Tempat-Tempat Rematik
Rematik adalah istilah umum yang digunakan dokter atau orang awam untuk menyatakan nyeri
dan kekakuan pada sendi, otot, tulang, dan jaringan ikat di sekitar organ-organ tersebut. Jenisnya
mencapai ratusan. Namun dari jumlah sebanyak itu yang paling umum adalah osteoartritis, yaitu
penyakit sendi degeneratif yang dapat mengakibatkan tulang rawan sendi rusak dan berkembang
lambat. Rematik untuk semua gangguan sendi dan otot sebenarnya adalah penyederhanaan.

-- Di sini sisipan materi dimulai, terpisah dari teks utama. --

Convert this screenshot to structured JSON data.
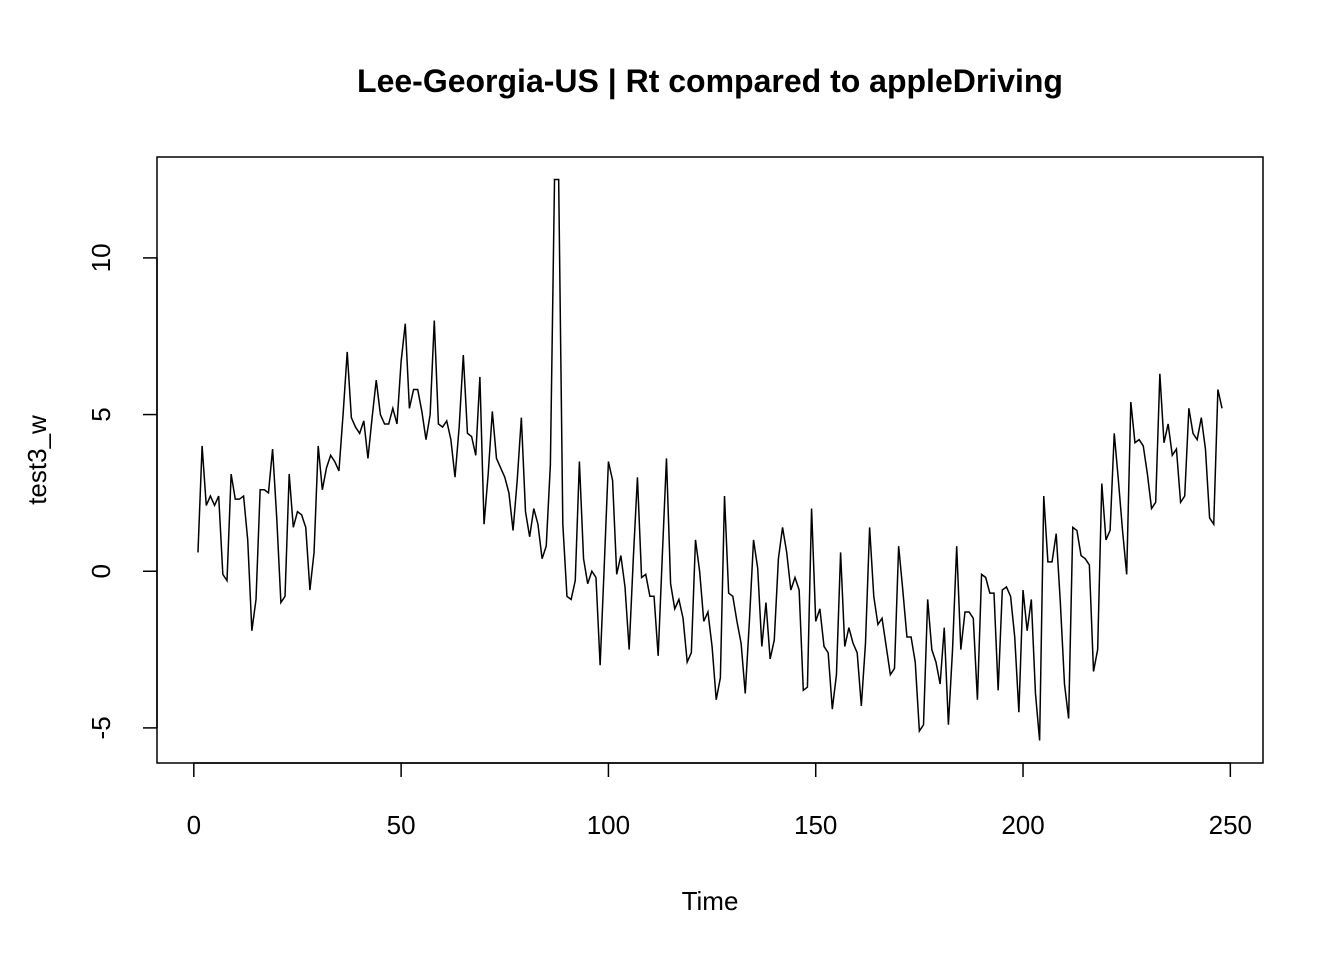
{
  "chart_data": {
    "type": "line",
    "title": "Lee-Georgia-US | Rt compared to appleDriving",
    "x_label": "Time",
    "y_label": "test3_w",
    "xlim": [
      -8.88,
      257.88
    ],
    "ylim": [
      -6.12,
      13.22
    ],
    "xticks": [
      0,
      50,
      100,
      150,
      200,
      250
    ],
    "yticks": [
      -5,
      0,
      5,
      10
    ],
    "series": [
      {
        "name": "test3_w",
        "color": "#000000",
        "x": [
          1,
          2,
          3,
          4,
          5,
          6,
          7,
          8,
          9,
          10,
          11,
          12,
          13,
          14,
          15,
          16,
          17,
          18,
          19,
          20,
          21,
          22,
          23,
          24,
          25,
          26,
          27,
          28,
          29,
          30,
          31,
          32,
          33,
          34,
          35,
          36,
          37,
          38,
          39,
          40,
          41,
          42,
          43,
          44,
          45,
          46,
          47,
          48,
          49,
          50,
          51,
          52,
          53,
          54,
          55,
          56,
          57,
          58,
          59,
          60,
          61,
          62,
          63,
          64,
          65,
          66,
          67,
          68,
          69,
          70,
          71,
          72,
          73,
          74,
          75,
          76,
          77,
          78,
          79,
          80,
          81,
          82,
          83,
          84,
          85,
          86,
          87,
          88,
          89,
          90,
          91,
          92,
          93,
          94,
          95,
          96,
          97,
          98,
          99,
          100,
          101,
          102,
          103,
          104,
          105,
          106,
          107,
          108,
          109,
          110,
          111,
          112,
          113,
          114,
          115,
          116,
          117,
          118,
          119,
          120,
          121,
          122,
          123,
          124,
          125,
          126,
          127,
          128,
          129,
          130,
          131,
          132,
          133,
          134,
          135,
          136,
          137,
          138,
          139,
          140,
          141,
          142,
          143,
          144,
          145,
          146,
          147,
          148,
          149,
          150,
          151,
          152,
          153,
          154,
          155,
          156,
          157,
          158,
          159,
          160,
          161,
          162,
          163,
          164,
          165,
          166,
          167,
          168,
          169,
          170,
          171,
          172,
          173,
          174,
          175,
          176,
          177,
          178,
          179,
          180,
          181,
          182,
          183,
          184,
          185,
          186,
          187,
          188,
          189,
          190,
          191,
          192,
          193,
          194,
          195,
          196,
          197,
          198,
          199,
          200,
          201,
          202,
          203,
          204,
          205,
          206,
          207,
          208,
          209,
          210,
          211,
          212,
          213,
          214,
          215,
          216,
          217,
          218,
          219,
          220,
          221,
          222,
          223,
          224,
          225,
          226,
          227,
          228,
          229,
          230,
          231,
          232,
          233,
          234,
          235,
          236,
          237,
          238,
          239,
          240,
          241,
          242,
          243,
          244,
          245,
          246,
          247,
          248
        ],
        "values": [
          0.6,
          4.0,
          2.1,
          2.4,
          2.1,
          2.4,
          -0.1,
          -0.3,
          3.1,
          2.3,
          2.3,
          2.4,
          1.0,
          -1.9,
          -0.9,
          2.6,
          2.6,
          2.5,
          3.9,
          1.7,
          -1.0,
          -0.8,
          3.1,
          1.4,
          1.9,
          1.8,
          1.4,
          -0.6,
          0.6,
          4.0,
          2.6,
          3.3,
          3.7,
          3.5,
          3.2,
          5.0,
          7.0,
          4.9,
          4.6,
          4.4,
          4.8,
          3.6,
          4.9,
          6.1,
          5.0,
          4.7,
          4.7,
          5.2,
          4.7,
          6.7,
          7.9,
          5.2,
          5.8,
          5.8,
          5.1,
          4.2,
          5.0,
          8.0,
          4.7,
          4.6,
          4.8,
          4.2,
          3.0,
          4.6,
          6.9,
          4.4,
          4.3,
          3.7,
          6.2,
          1.5,
          3.1,
          5.1,
          3.6,
          3.3,
          3.0,
          2.5,
          1.3,
          2.9,
          4.9,
          1.9,
          1.1,
          2.0,
          1.5,
          0.4,
          0.8,
          3.4,
          12.5,
          12.5,
          1.5,
          -0.8,
          -0.9,
          -0.3,
          3.5,
          0.4,
          -0.4,
          0.0,
          -0.2,
          -3.0,
          0.2,
          3.5,
          2.9,
          -0.1,
          0.5,
          -0.5,
          -2.5,
          0.4,
          3.0,
          -0.2,
          -0.1,
          -0.8,
          -0.8,
          -2.7,
          0.5,
          3.6,
          -0.4,
          -1.2,
          -0.9,
          -1.5,
          -2.9,
          -2.6,
          1.0,
          0.0,
          -1.6,
          -1.3,
          -2.4,
          -4.1,
          -3.4,
          2.4,
          -0.7,
          -0.8,
          -1.6,
          -2.3,
          -3.9,
          -1.6,
          1.0,
          0.1,
          -2.4,
          -1.0,
          -2.8,
          -2.2,
          0.4,
          1.4,
          0.6,
          -0.6,
          -0.2,
          -0.6,
          -3.8,
          -3.7,
          2.0,
          -1.6,
          -1.2,
          -2.4,
          -2.6,
          -4.4,
          -3.3,
          0.6,
          -2.4,
          -1.8,
          -2.3,
          -2.6,
          -4.3,
          -2.3,
          1.4,
          -0.8,
          -1.7,
          -1.5,
          -2.4,
          -3.3,
          -3.1,
          0.8,
          -0.6,
          -2.1,
          -2.1,
          -2.9,
          -5.1,
          -4.9,
          -0.9,
          -2.5,
          -2.9,
          -3.6,
          -1.8,
          -4.9,
          -2.5,
          0.8,
          -2.5,
          -1.3,
          -1.3,
          -1.5,
          -4.1,
          -0.1,
          -0.2,
          -0.7,
          -0.7,
          -3.8,
          -0.6,
          -0.5,
          -0.8,
          -2.1,
          -4.5,
          -0.6,
          -1.9,
          -0.9,
          -3.9,
          -5.4,
          2.4,
          0.3,
          0.3,
          1.2,
          -1.0,
          -3.6,
          -4.7,
          1.4,
          1.3,
          0.5,
          0.4,
          0.2,
          -3.2,
          -2.5,
          2.8,
          1.0,
          1.3,
          4.4,
          2.9,
          1.3,
          -0.1,
          5.4,
          4.1,
          4.2,
          4.0,
          3.1,
          2.0,
          2.2,
          6.3,
          4.1,
          4.7,
          3.7,
          3.9,
          2.2,
          2.4,
          5.2,
          4.4,
          4.2,
          4.9,
          3.9,
          1.7,
          1.5,
          5.8,
          5.2
        ]
      }
    ]
  }
}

Penyakit rematik ini tidak saja diderita oleh orang-orang yang tinggal di daerah perkotaan, tetapi
juga di pedesaan. Penderitanya pun tidak pandang usia. Jadi jangan keliru kalau rematik hanya
milik mereka yang bertubuh renta. Dalam kehidupan sehari-hari, sering dijumpai keluhan nyeri
bahkan pembengkakan pada satu atau beberapa sendi tubuh, sampai menghalangi aktivitas.
Kebanyakan penderita rematik lebih menyukai suhu yang hangat daripada dingin. Cuaca lembab
dan dingin, dianggap sebagai pemicu atau memperburuk serangan. Mungkin ini karena udara
dingin membuat perasaan penderita tertekan, dan toleransi terhadap nyeri lebih sedikit
dibandingkan dengan waktu cuaca cerah.
Rematik dapat juga diakibatkan oleh penyakit diabetes, asam urat tinggi, dan infeksi sendi.
Namun tidak semua rematik disebabkan oleh asam urat, dan tidak semua asam urat
menyebabkan rematik. Pengobatan rematik secara umum ditujukan untuk menghilangkan atau
mengurangi rasa nyeri, gejala peradangan (inflamasi), mencegah terjadinya perubahan bentuk
(deformitas), dan memelihara fungsi persendian agar tetap dalam keadaan baik. Asam urat
sebenarnya adalah produk akhir dari penghancuran purin (salah satu unsur protein) yaitu nukleat
yang terdapat pada inti sel-sel tubuh. Purin bisa berasal dari makanan yang kita konsumsi.
Namun tidak semua makanan diperlukan tubuh seperti purin yang ada di dalam makanan.